One hotspot mission was his company’s most intense, he said, as they entered with Afghan police and the Afghanistan border patrol.
Entering with 20 trucks full of soldiers, they engaged in a heavy fire exchange. Lane’s truck was loaded with all the extra ammunition.
“We were getting shot at pretty good,” he said, when the enemy noticed what was in his truck.
“They saw that we had a lot of extra ammo crates and they were trying to make our truck detonate,” he said. “That’s intense.”
Then his commanders truck got hit hard enough to knock all of its electronics out. An armor-piercing rocket-propelled grenade hit the truck below the driver’s windshield. Thankfully, it was the truck with the heaviest armor, and it got stuck in just the right place.
Had it hit Lane’s truck, with light armor, it would have easily killed him.
“There’s something about the adrenaline of being in combat,” he said. “It’s like everything at once — exciting, frightening, thrilling.”
“The biggest thing for me was just staying focused on what we have to do.” he said, as some would take the chance to recover from the rush. “I knew it wouldn’t be the last time we would be shot at.”
For him, focusing on the mission at hand was always the M.O.
“Don’t dwell on it because you’re not going to be focused and not going to be ready for what’s happening next,” he said. “Once that’s over, you have to keep pushing forward to your objective.”
Knowing he made a difference for the small communities halfway across the world makes him proud.
“We changed the dynamic of the area we were in,” he said. “We kept disrupting Taliban movement.

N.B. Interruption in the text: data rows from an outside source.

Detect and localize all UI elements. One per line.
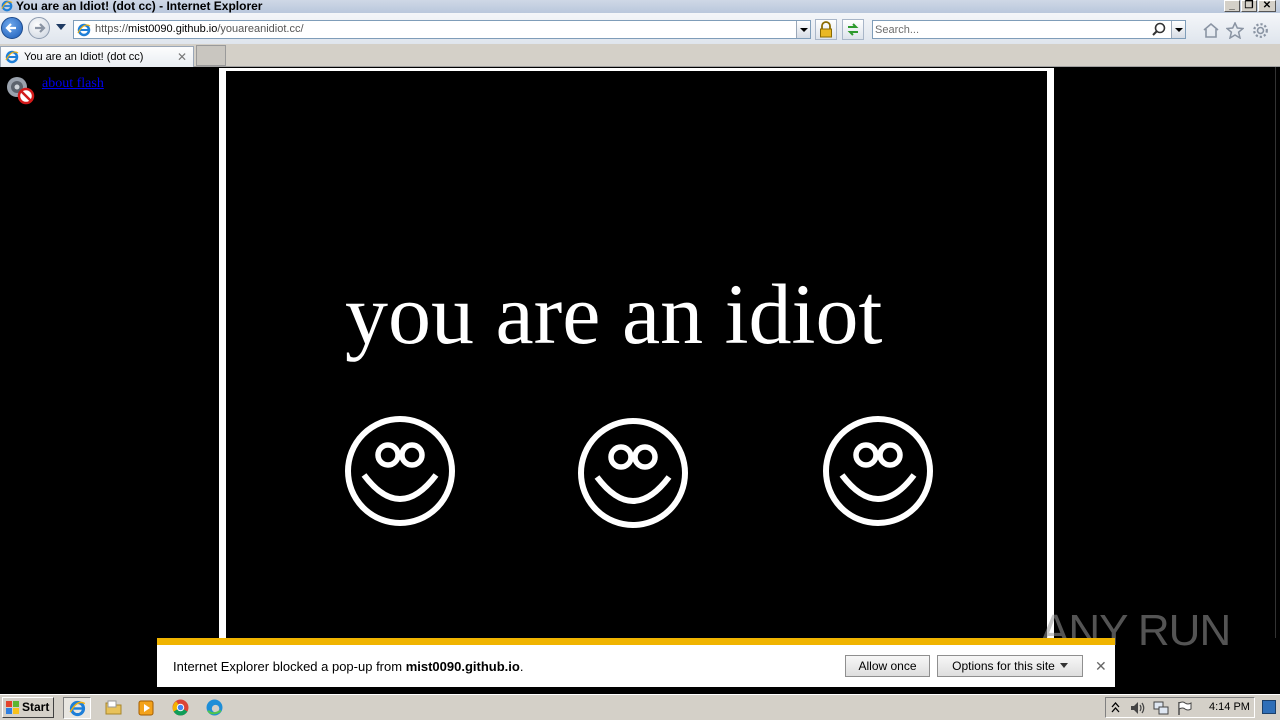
internet-explorer-icon [69,700,86,717]
options-for-site-button[interactable]: Options for this site [937,655,1083,677]
notification-message: Internet Explorer blocked a pop-up from … [173,659,523,674]
settings-gear-icon[interactable] [1252,22,1269,39]
notification-domain: mist0090.github.io [405,659,520,674]
chrome-icon [172,699,189,716]
taskbar-internet-explorer[interactable] [63,697,91,719]
address-dropdown-button[interactable] [796,21,810,38]
tab-ie-icon [5,50,19,64]
minimize-button[interactable]: _ [1224,0,1240,12]
search-box[interactable] [872,20,1186,39]
smiley-face-icon [823,416,933,526]
folder-icon [105,700,122,715]
popup-blocked-notification: Internet Explorer blocked a pop-up from … [157,638,1115,687]
search-icon[interactable] [1152,22,1167,37]
show-hidden-icons-icon[interactable] [1111,702,1120,713]
taskbar-clock[interactable]: 4:14 PM [1209,701,1250,713]
volume-icon[interactable] [1130,701,1146,715]
page-ie-icon [77,23,91,37]
url-host: mist0090.github.io [128,23,218,35]
options-label: Options for this site [952,659,1055,673]
tab-close-icon[interactable]: ✕ [177,50,187,64]
vertical-scrollbar[interactable] [1275,67,1280,638]
smiley-face-icon [345,416,455,526]
headline-text: you are an idiot [345,266,883,362]
page-content: about flash you are an idiot [0,67,1280,638]
forward-arrow-icon [35,23,46,33]
history-dropdown-icon[interactable] [56,24,66,30]
restore-button[interactable]: ❐ [1241,0,1257,12]
close-window-button[interactable]: ✕ [1258,0,1276,12]
refresh-icon [847,23,859,36]
url-path: /youareanidiot.cc/ [217,23,304,35]
notification-prefix: Internet Explorer blocked a pop-up from [173,659,406,674]
address-url[interactable]: https://mist0090.github.io/youareanidiot… [95,23,304,35]
edge-icon [206,699,223,716]
lock-icon [820,21,832,38]
security-lock-button[interactable] [815,19,837,40]
taskbar: Start 4:14 PM [0,694,1280,720]
show-desktop-icon[interactable] [1262,700,1276,714]
start-button[interactable]: Start [2,697,54,718]
flash-stage[interactable]: you are an idiot [219,68,1054,638]
about-flash-link[interactable]: about flash [42,76,104,92]
action-center-flag-icon[interactable] [1177,701,1192,716]
notification-close-icon[interactable]: ✕ [1095,658,1107,675]
window-title-bar[interactable]: You are an Idiot! (dot cc) - Internet Ex… [0,0,1280,13]
search-dropdown-button[interactable] [1171,21,1185,38]
tab-you-are-an-idiot[interactable]: You are an Idiot! (dot cc) ✕ [0,46,194,67]
taskbar-media-player[interactable] [133,697,161,719]
media-player-icon [138,700,154,716]
forward-button[interactable] [28,17,50,39]
window-title: You are an Idiot! (dot cc) - Internet Ex… [16,0,263,13]
chevron-down-icon [1059,663,1068,668]
allow-once-button[interactable]: Allow once [845,655,930,677]
smiley-face-icon [578,418,688,528]
start-label: Start [22,700,50,714]
notification-suffix: . [519,659,524,674]
ie-logo-icon [1,0,13,12]
url-scheme: https:// [95,23,129,35]
search-input[interactable] [875,22,1145,37]
taskbar-chrome[interactable] [167,697,195,719]
back-button[interactable] [1,17,23,39]
tab-bar: You are an Idiot! (dot cc) ✕ [0,44,1280,67]
taskbar-edge[interactable] [201,697,229,719]
refresh-button[interactable] [842,19,864,40]
windows-logo-icon [6,701,19,714]
navigation-bar: https://mist0090.github.io/youareanidiot… [0,13,1280,44]
favorites-star-icon[interactable] [1226,22,1244,39]
flash-blocked-icon [7,77,35,105]
home-icon[interactable] [1202,22,1220,38]
taskbar-file-explorer[interactable] [100,697,128,719]
back-arrow-icon [5,23,16,33]
network-icon[interactable] [1153,701,1169,716]
tab-label: You are an Idiot! (dot cc) [24,51,144,63]
address-bar[interactable]: https://mist0090.github.io/youareanidiot… [73,20,811,39]
new-tab-button[interactable] [196,45,226,66]
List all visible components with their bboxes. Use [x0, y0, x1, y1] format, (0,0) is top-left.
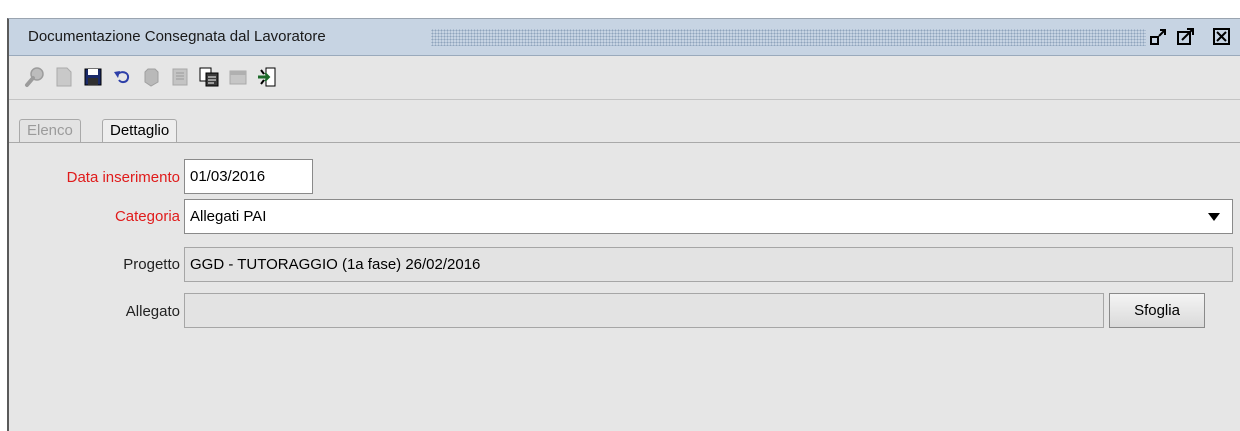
tab-dettaglio[interactable]: Dettaglio	[102, 119, 178, 142]
categoria-value: Allegati PAI	[190, 208, 267, 225]
archive-icon[interactable]	[227, 66, 249, 88]
restore-icon[interactable]	[1150, 28, 1168, 46]
tab-divider	[9, 142, 1240, 143]
title-bar-pattern	[431, 29, 1146, 46]
save-icon[interactable]	[82, 66, 104, 88]
maximize-icon[interactable]	[1177, 28, 1195, 46]
allegato-field	[184, 293, 1104, 328]
toolbar	[9, 56, 1240, 100]
sfoglia-button[interactable]: Sfoglia	[1109, 293, 1205, 328]
title-bar[interactable]: Documentazione Consegnata dal Lavoratore	[9, 19, 1240, 56]
print-icon[interactable]	[169, 66, 191, 88]
search-icon[interactable]	[24, 66, 46, 88]
categoria-select[interactable]: Allegati PAI	[184, 199, 1233, 234]
copy-icon[interactable]	[198, 66, 220, 88]
window-title: Documentazione Consegnata dal Lavoratore	[28, 28, 326, 45]
close-icon[interactable]	[1213, 28, 1231, 46]
tab-strip: Elenco Dettaglio	[9, 100, 1240, 144]
internal-frame: Documentazione Consegnata dal Lavoratore	[7, 18, 1240, 431]
progetto-field: GGD - TUTORAGGIO (1a fase) 26/02/2016	[184, 247, 1233, 282]
delete-icon[interactable]	[140, 66, 162, 88]
chevron-down-icon[interactable]	[1208, 213, 1220, 221]
data-inserimento-field[interactable]: 01/03/2016	[184, 159, 313, 194]
allegato-label: Allegato	[125, 303, 180, 320]
progetto-label: Progetto	[123, 256, 180, 273]
data-inserimento-label: Data inserimento	[66, 169, 180, 186]
categoria-label: Categoria	[114, 208, 180, 225]
exit-icon[interactable]	[256, 66, 278, 88]
tab-elenco[interactable]: Elenco	[19, 119, 81, 142]
undo-icon[interactable]	[111, 66, 133, 88]
new-document-icon[interactable]	[53, 66, 75, 88]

We were effective at it.”
Since 2018, the veteran has served as a patrolman for Fort Dodge Police Department, a job that has parallels to his military service.
“It kind of goes hand-in-hand,” Lane said. “I give back to my community by trying to service, because this is where I grew up. … Everything I have is due to this community and to this country.”
And he never takes it for granted, knowing it can be gone in an instant.
As he approaches Veterans Day, he reflects on the veteran community and the cost of freedom they have paid.
“The preservation of this country and its laws are definitely worth it,” Lane said.